I don't imagine it will surprise anyone to learn that I don't follow X-Factor. I have a deep psychological aversion to any show that can plausibly have the word "reality" attached to it. I've mentioned before how a great deal of people who demand more realism in their television don't really know what the hell they're talking about, and this kind of show is the absolute nadir of that tendency. Watching the humiliation of an actual living person, seeing their tics and idiosyncrasies broadcast across the nation for the approval of the general populace, seems an act of outrageous voyeurism. And yes, the contestants are theoretically complicit, in that they all volunteered, but I know enough about television to realise that what they think they've signed up to and what actually ends up being broadcast is unlikely to be particularly similar. [1]
Having metaphorically washed my hands of such things, then, it took the Guardian to tell me that the winner of this series of X-Factor is releasing Leonard Cohen's Hallelujah as a single in a bid for the Christmas number one.
Covers are an awkward business. There is a prevailing theory amongst music buffs that certain songs are simply to sacrosanct to be re-recorded by anyone ever. I've always thought that this was too simplistic an outlook. No doubt this is partially because it is almost unheard of for me to not prefer the first version of a given song I hear, no matter how bastardised it has become by consecutive iterations. I almost came to blows with Vomiting Mike over whether Kirsty MacColl's version of A New England is better than the Bragg original. I shall maintain to my dying day that it is, but I attribute it entirely to hearing her version first, and then finding the original to be fairly spare and stiff.
Sometimes people just attach to songs like ducklings do to the first living thing they see. If there was ever an art form designed to totally bypass rationality and take up residence in your emotions, it's music [2]. Thus, passions tend to run high over this sort of stuff, so it's arguable that there isn't much objective reason to care when someone shuffles into view and massacres one of your favourites.
On the other hand, though, I think sometimes there's more to the issue. I remember another argument with Vomiting Mike, in which he put forward the idea that no artist should ever receive money for their work, as anything as grubby as financial reward would inevitably taint the resulting work. Now, obviously, that's a totally ludicrous position to take (and in fairness to VM, this was a discussion held a decade ago and I doubt he still clings to the idea), but the outcome of the conversation is that a distinction should be made between people who are paid for their art, and people who create art in exchange for money.

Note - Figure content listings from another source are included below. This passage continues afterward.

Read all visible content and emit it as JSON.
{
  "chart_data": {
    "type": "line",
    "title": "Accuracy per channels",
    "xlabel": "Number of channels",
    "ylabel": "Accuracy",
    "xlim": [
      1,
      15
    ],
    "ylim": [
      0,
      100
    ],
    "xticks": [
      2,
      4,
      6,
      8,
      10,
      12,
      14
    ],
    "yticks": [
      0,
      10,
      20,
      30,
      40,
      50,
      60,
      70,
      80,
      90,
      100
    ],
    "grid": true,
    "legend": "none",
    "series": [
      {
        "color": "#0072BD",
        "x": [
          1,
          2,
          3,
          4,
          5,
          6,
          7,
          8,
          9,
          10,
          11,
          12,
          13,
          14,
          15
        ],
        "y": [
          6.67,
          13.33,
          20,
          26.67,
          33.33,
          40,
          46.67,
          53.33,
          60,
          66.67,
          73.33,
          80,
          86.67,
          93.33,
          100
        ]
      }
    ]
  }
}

This is not by any means an original idea, and it's one that is shared by some artists themselves. Congenital bastard and misery factory Lawrence Miles has lamented more than once the fact that he had to write The Adventuress of Henrietta Street purely in order to receive the money. It's hard to blame someone for whoring out their talent as an alternative to starvation, but Miles' dissatisfaction hailed from the fact that he hadn't woken up one day desperate to write the story, but because he woke up wanting something to eat, and thought he could slap something together in exchange for a tin of beans (which isn't to say he skimped on the book, by any means).
Intention matters. Needing to write a song to deal with tragedy is light-years away from wanting to write a song so that people will recognise you in the street. Sure, talent and ambition are not directly correlated (though they are sometimes indirectly linked), and some truly wonderful songs have been born entirely through someone deciding they're going to take on the world. In such cases, though, it's possible that the level of attitude involved in being, say, the Gallagher brothers, bleeds into and suffuses their work, that it is character that informs the song rather than the tawdry ambition. Needless to say, the characters themselves might be total bastards, but the trick still seems to work.
Here's the thing, though; you can't pull that trick off with a cover version. Taking a song from one side of the getting money for art/making art for money divide and applying it to the other genuinely is something that bothers me. I haven't heard Burke's take on the song, and for all I know it would cause me to weep openly at its sheer beauty, but it remains a short cut to achieving fame without actually producing anything of your own. In that sense, of course, it's a microcosm of the entire So You Think You're America's New Top Catwalk Idol sub-genre, an attempt to reach the big leagues whilst standing on the shoulder of as many giants as is humanly possible. [3]
Of course, it's just as possible that I don't really give a shit about singers, I only care about songs. Or that Simon Cowell is such an exceptional example of a shitty human being that everything he is involved with becomes tainted. It's a rich tapestry.
[1] This is another reason why the "reality" label is bullshit. The people behind X-Factor, or Pop Idol, or IACGMOOH, or any of the other pandemic of such shows, are paid to make a show that is entertaining. An unswervingly accurate portrayal of everyone featured in such programmes is not only very difficult to achieve, it's often antithetical to that goal.
[2] This is one of the big problems with writing prose. It can take pages of words and months of work to get across a message that a poem can manage in a few verses, and a song can manage in a single chorus. Also, if you spend a few days writing a song, and it turns out to be shit, it's no great loss. Spending years of your life putting a novel together and then realising it's total bobbins is a fairly demoralising experience. Maybe I should finally learn to play more than three chords on my acoustic guitar.
[3] I guess technically that would be two.